Breast Cancer Screenings Save Lives, Study Confirms


A new study confirms the benefits of screenings in reducing deaths associated with breast cancer.

The introduction of a National Health Service breast screening program, along with improvements in treatment for breast cancer, led to a 21 percent reduction in breast cancer deaths in England and Wales between 1990 and 1998, according to a study in this week's "British Medical Journal."

Using national data on breast cancer deaths for 1971-'89, Roger Blanks, Ph.D., and colleagues were able to predict the number of deaths for 1990-'98. The effect of screening and other factors on breast cancer deaths during this period then was estimated by comparing observed deaths with those predicted among women aged 50-54 and 75-79, the effect of screening being restricted to certain age groups.

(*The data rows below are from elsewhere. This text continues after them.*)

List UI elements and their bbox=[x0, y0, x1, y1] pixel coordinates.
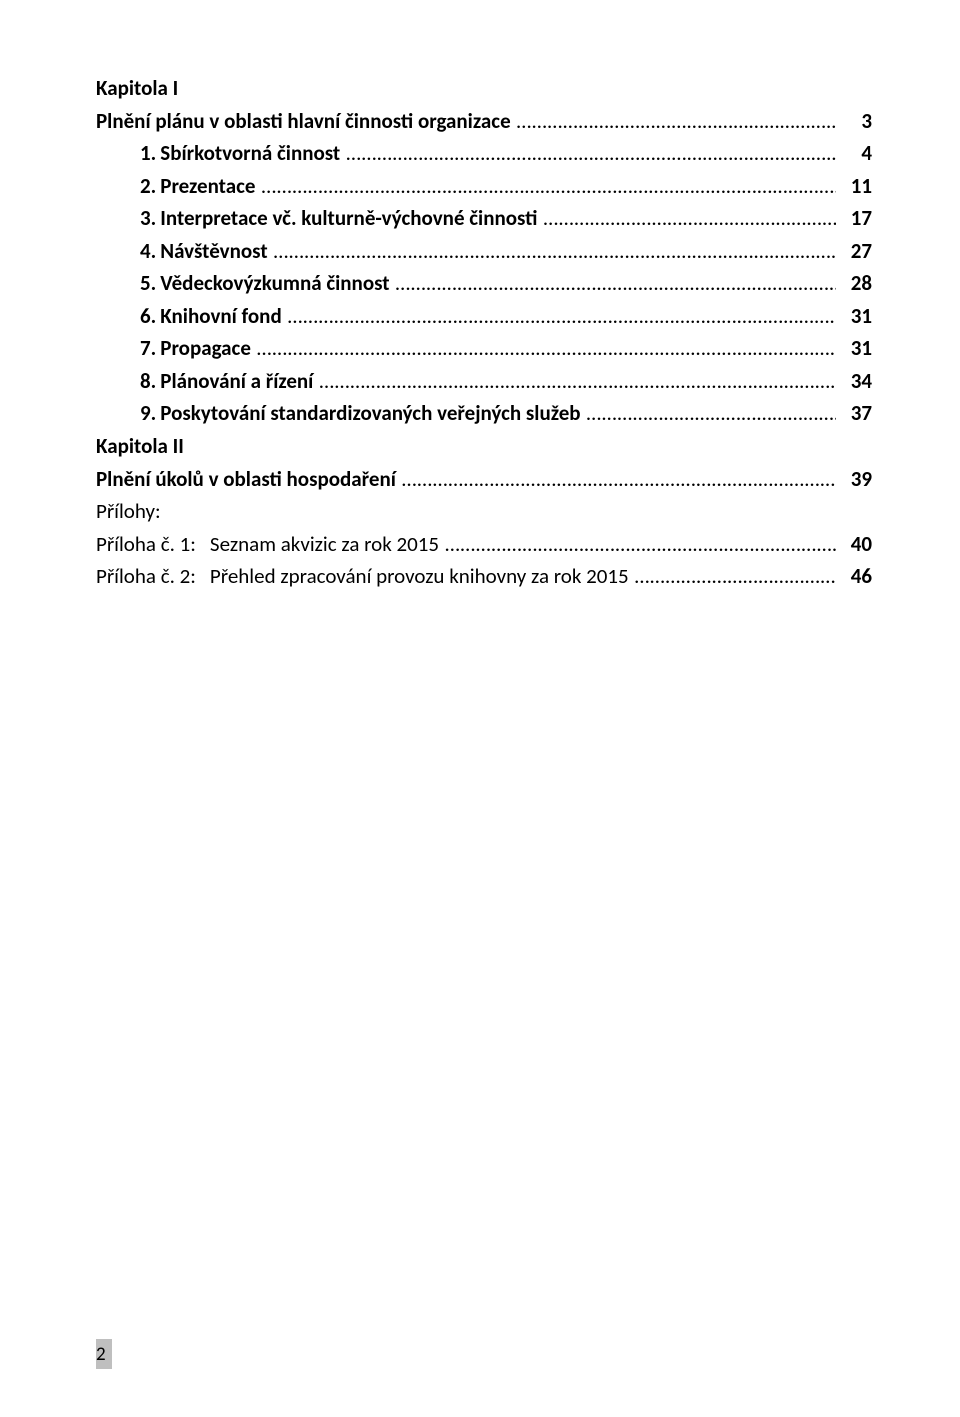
toc-item: 9.Poskytování standardizovaných veřejnýc… bbox=[96, 397, 872, 430]
toc-item-page: 34 bbox=[836, 365, 872, 398]
toc-item-label: Prezentace bbox=[160, 170, 255, 203]
toc-item-number: 9. bbox=[140, 397, 160, 430]
leader-dots bbox=[511, 105, 836, 138]
toc-item: 2.Prezentace 11 bbox=[96, 170, 872, 203]
chapter2-subtitle-page: 39 bbox=[836, 463, 872, 496]
leader-dots bbox=[439, 528, 836, 561]
leader-dots bbox=[390, 267, 836, 300]
chapter1-items: 1.Sbírkotvorná činnost42.Prezentace113.I… bbox=[96, 137, 872, 430]
attachment-prefix: Příloha č. 1: bbox=[96, 528, 210, 561]
toc-item-page: 11 bbox=[836, 170, 872, 203]
toc-item-label: Návštěvnost bbox=[160, 235, 267, 268]
chapter1-subtitle-page: 3 bbox=[836, 105, 872, 138]
leader-dots bbox=[340, 137, 836, 170]
toc-item-number: 3. bbox=[140, 202, 160, 235]
attachment-item: Příloha č. 2:Přehled zpracování provozu … bbox=[96, 560, 872, 593]
toc-item-label: Sbírkotvorná činnost bbox=[160, 137, 340, 170]
chapter1-title: Kapitola I bbox=[96, 72, 178, 105]
toc-item-number: 2. bbox=[140, 170, 160, 203]
leader-dots bbox=[581, 397, 836, 430]
toc-item-label: Knihovní fond bbox=[160, 300, 281, 333]
leader-dots bbox=[396, 463, 836, 496]
chapter1-subtitle: Plnění plánu v oblasti hlavní činnosti o… bbox=[96, 105, 511, 138]
chapter1-subtitle-row: Plnění plánu v oblasti hlavní činnosti o… bbox=[96, 105, 872, 138]
toc-item-number: 1. bbox=[140, 137, 160, 170]
toc-item-label: Poskytování standardizovaných veřejných … bbox=[160, 397, 580, 430]
document-page: Kapitola I Plnění plánu v oblasti hlavní… bbox=[0, 0, 960, 1417]
toc-item-label: Propagace bbox=[160, 332, 251, 365]
toc-item-page: 17 bbox=[836, 202, 872, 235]
toc-item-page: 4 bbox=[836, 137, 872, 170]
page-footer: 2 bbox=[96, 1339, 126, 1369]
attachment-label: Přehled zpracování provozu knihovny za r… bbox=[210, 560, 629, 593]
attachment-prefix: Příloha č. 2: bbox=[96, 560, 210, 593]
leader-dots bbox=[282, 300, 836, 333]
toc-item: 6.Knihovní fond 31 bbox=[96, 300, 872, 333]
toc-item: 8.Plánování a řízení 34 bbox=[96, 365, 872, 398]
attachments-header: Přílohy: bbox=[96, 495, 872, 528]
leader-dots bbox=[255, 170, 836, 203]
chapter2-title: Kapitola II bbox=[96, 430, 184, 463]
toc-item-page: 31 bbox=[836, 300, 872, 333]
toc-item-number: 6. bbox=[140, 300, 160, 333]
toc-item-number: 8. bbox=[140, 365, 160, 398]
chapter2-subtitle-row: Plnění úkolů v oblasti hospodaření 39 bbox=[96, 463, 872, 496]
leader-dots bbox=[251, 332, 836, 365]
chapter2-subtitle: Plnění úkolů v oblasti hospodaření bbox=[96, 463, 396, 496]
toc-item-label: Interpretace vč. kulturně-výchovné činno… bbox=[160, 202, 537, 235]
toc-item-label: Vědeckovýzkumná činnost bbox=[160, 267, 389, 300]
attachment-label: Seznam akvizic za rok 2015 bbox=[210, 528, 439, 561]
toc-item-page: 28 bbox=[836, 267, 872, 300]
toc-item-number: 7. bbox=[140, 332, 160, 365]
attachment-page: 46 bbox=[836, 560, 872, 593]
toc-item-page: 31 bbox=[836, 332, 872, 365]
toc-item: 3.Interpretace vč. kulturně-výchovné čin… bbox=[96, 202, 872, 235]
toc-item-label: Plánování a řízení bbox=[160, 365, 313, 398]
toc-item: 4.Návštěvnost 27 bbox=[96, 235, 872, 268]
chapter2-title-row: Kapitola II bbox=[96, 430, 872, 463]
page-number: 2 bbox=[96, 1343, 106, 1366]
toc-item-number: 4. bbox=[140, 235, 160, 268]
attachments-items: Příloha č. 1:Seznam akvizic za rok 2015 4… bbox=[96, 528, 872, 593]
toc-item: 1.Sbírkotvorná činnost 4 bbox=[96, 137, 872, 170]
toc-item: 7.Propagace 31 bbox=[96, 332, 872, 365]
leader-dots bbox=[629, 560, 836, 593]
toc-item-page: 37 bbox=[836, 397, 872, 430]
attachment-page: 40 bbox=[836, 528, 872, 561]
toc-item-number: 5. bbox=[140, 267, 160, 300]
chapter1-title-row: Kapitola I bbox=[96, 72, 872, 105]
toc-item: 5.Vědeckovýzkumná činnost 28 bbox=[96, 267, 872, 300]
leader-dots bbox=[537, 202, 836, 235]
toc-item-page: 27 bbox=[836, 235, 872, 268]
leader-dots bbox=[268, 235, 836, 268]
attachment-item: Příloha č. 1:Seznam akvizic za rok 2015 4… bbox=[96, 528, 872, 561]
leader-dots bbox=[313, 365, 836, 398]
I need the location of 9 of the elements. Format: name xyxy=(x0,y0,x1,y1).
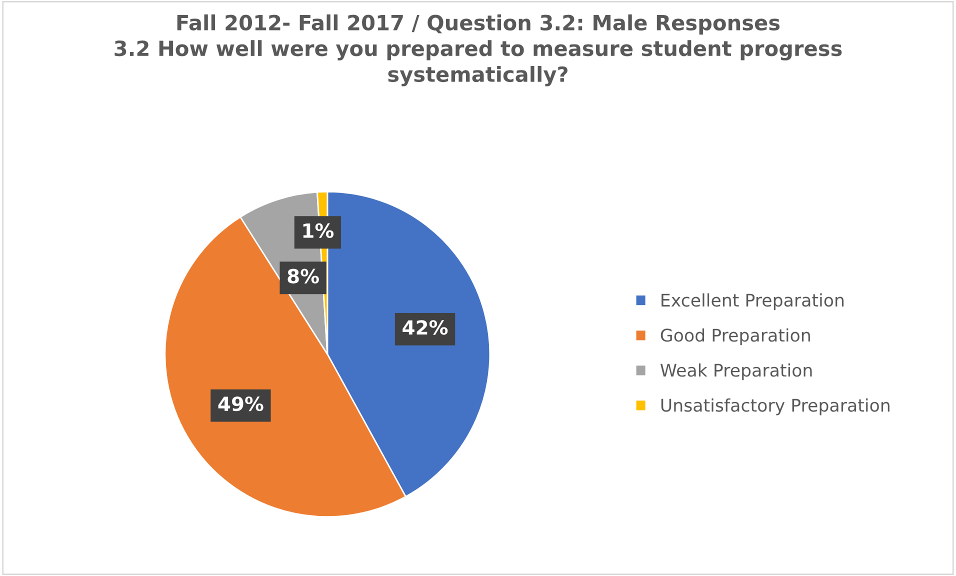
legend-label: Weak Preparation xyxy=(660,363,812,380)
legend-label: Excellent Preparation xyxy=(662,293,844,310)
data-label: 49% xyxy=(218,396,264,412)
chart-title: Fall 2012- Fall 2017 / Question 3.2: Male Responses 3.2 How well were you prepared to measure student progress systematically? xyxy=(114,14,842,86)
data-label: 8% xyxy=(288,268,319,284)
data-label: 42% xyxy=(402,320,448,335)
legend-label: Good Preparation xyxy=(660,328,810,346)
data-label: 1% xyxy=(303,223,334,238)
legend-label: Unsatisfactory Preparation xyxy=(661,398,890,416)
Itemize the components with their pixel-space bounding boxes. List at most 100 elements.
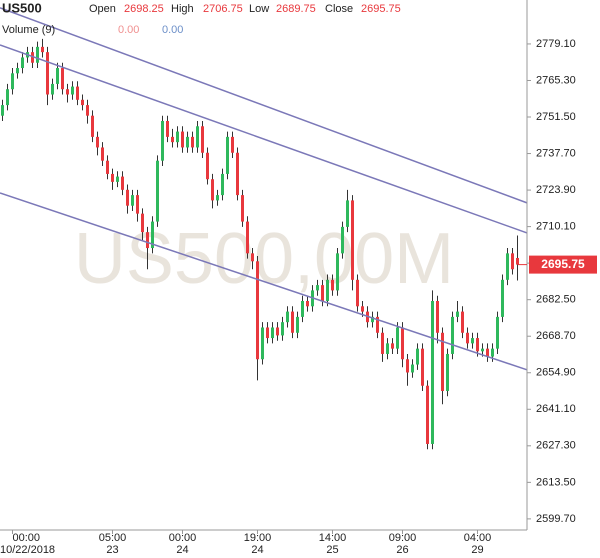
candle-body bbox=[486, 348, 489, 357]
candle-body bbox=[351, 200, 354, 280]
open-value: 2698.25 bbox=[124, 3, 164, 15]
trend-line bbox=[0, 192, 528, 371]
candle-body bbox=[326, 279, 329, 302]
candle-body bbox=[166, 120, 169, 137]
candle-body bbox=[321, 285, 324, 302]
candle-body bbox=[191, 136, 194, 148]
x-tick-label: 00:00 bbox=[13, 532, 41, 544]
candle-body bbox=[431, 301, 434, 444]
candle-body bbox=[361, 306, 364, 312]
candle-body bbox=[61, 68, 64, 90]
y-tick-label: 2765.30 bbox=[536, 74, 576, 86]
candle-body bbox=[136, 195, 139, 214]
y-tick-label: 2599.70 bbox=[536, 513, 576, 525]
candle-body bbox=[266, 327, 269, 339]
trend-line bbox=[0, 44, 528, 234]
candle-body bbox=[116, 176, 119, 182]
candle-body bbox=[86, 105, 89, 116]
candle-body bbox=[111, 173, 114, 182]
y-tick-label: 2751.50 bbox=[536, 111, 576, 123]
y-tick-label: 2668.70 bbox=[536, 330, 576, 342]
candle-body bbox=[516, 257, 519, 265]
candle-body bbox=[441, 332, 444, 392]
x-date-label: 23 bbox=[106, 544, 118, 556]
x-date-label: 25 bbox=[326, 544, 338, 556]
trend-line bbox=[0, 7, 528, 204]
x-tick-label: 19:00 bbox=[244, 532, 272, 544]
candle-body bbox=[391, 343, 394, 349]
candle-body bbox=[131, 195, 134, 206]
candle-body bbox=[181, 131, 184, 148]
candle-body bbox=[101, 147, 104, 161]
x-date-label: 26 bbox=[396, 544, 408, 556]
candle-body bbox=[36, 46, 39, 63]
candle-body bbox=[126, 189, 129, 206]
candle-body bbox=[71, 86, 74, 95]
candle-body bbox=[211, 179, 214, 201]
open-label: Open bbox=[89, 3, 116, 15]
low-label: Low bbox=[249, 3, 269, 15]
y-tick-label: 2654.90 bbox=[536, 367, 576, 379]
candle-body bbox=[246, 221, 249, 254]
candle-body bbox=[241, 195, 244, 222]
candle-body bbox=[1, 105, 4, 116]
candle-body bbox=[56, 68, 59, 84]
candle-body bbox=[156, 160, 159, 222]
watermark: US500,00M bbox=[74, 219, 454, 299]
candle-body bbox=[421, 348, 424, 386]
candle-body bbox=[481, 348, 484, 352]
x-date-label: 29 bbox=[471, 544, 483, 556]
candle-body bbox=[141, 213, 144, 233]
candle-body bbox=[496, 316, 499, 349]
close-value: 2695.75 bbox=[361, 3, 401, 15]
candle-body bbox=[261, 327, 264, 360]
candle-body bbox=[186, 136, 189, 148]
candle-body bbox=[446, 353, 449, 392]
candle-body bbox=[41, 46, 44, 53]
candle-body bbox=[306, 301, 309, 307]
candle-body bbox=[301, 301, 304, 317]
candle-body bbox=[316, 285, 319, 291]
candle-body bbox=[286, 311, 289, 323]
high-label: High bbox=[171, 3, 194, 15]
candle-body bbox=[81, 99, 84, 106]
candle-body bbox=[66, 89, 69, 95]
candle-body bbox=[381, 332, 384, 354]
candle-body bbox=[201, 126, 204, 153]
candle-body bbox=[176, 131, 179, 143]
candle-body bbox=[436, 301, 439, 333]
candle-body bbox=[96, 136, 99, 148]
x-date-label: 24 bbox=[251, 544, 263, 556]
last-price-box bbox=[529, 255, 597, 274]
candle-body bbox=[466, 332, 469, 344]
candle-body bbox=[456, 311, 459, 317]
candle-body bbox=[256, 261, 259, 360]
candle-body bbox=[231, 136, 234, 153]
candle-body bbox=[236, 152, 239, 196]
candle-body bbox=[221, 173, 224, 196]
candle-body bbox=[506, 253, 509, 280]
low-value: 2689.75 bbox=[276, 3, 316, 15]
candle-body bbox=[51, 83, 54, 95]
candle-body bbox=[11, 73, 14, 90]
candle-body bbox=[461, 311, 464, 333]
y-tick-label: 2710.10 bbox=[536, 221, 576, 233]
last-price-label: 2695.75 bbox=[541, 257, 585, 271]
candle-body bbox=[206, 152, 209, 180]
candle-body bbox=[346, 200, 349, 227]
y-tick-label: 2641.10 bbox=[536, 403, 576, 415]
candle-body bbox=[291, 311, 294, 333]
candle-body bbox=[106, 160, 109, 174]
candle-body bbox=[296, 316, 299, 333]
candle-body bbox=[371, 316, 374, 323]
volume-value: 0.00 bbox=[118, 24, 139, 36]
candle-body bbox=[216, 195, 219, 201]
candle-body bbox=[491, 348, 494, 357]
symbol: US500 bbox=[2, 0, 42, 15]
x-tick-label: 00:00 bbox=[169, 532, 197, 544]
volume-value: 0.00 bbox=[162, 24, 183, 36]
candle-body bbox=[511, 253, 514, 270]
close-label: Close bbox=[325, 3, 353, 15]
candle-body bbox=[196, 126, 199, 148]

In 1998, estimated deaths from breast cancer were 21 percent below that predicted in the absence of screening or other effects in women aged 55-69, the research found. Of this decline, 6 percent to 7 percent was a direct effect of screening — the equivalent of 320 prevented deaths.

Other factors, such as improvements in treatment and presentation of cancers at an earlier stage, also play major roles in the substantial reduction in deaths from breast cancer, the researchers indicated.

The authors also expressed confidence that further effects from screening, together with improved treatment, will result in even more reductions in breast cancer deaths, particularly for women aged 55-69, over the next decade.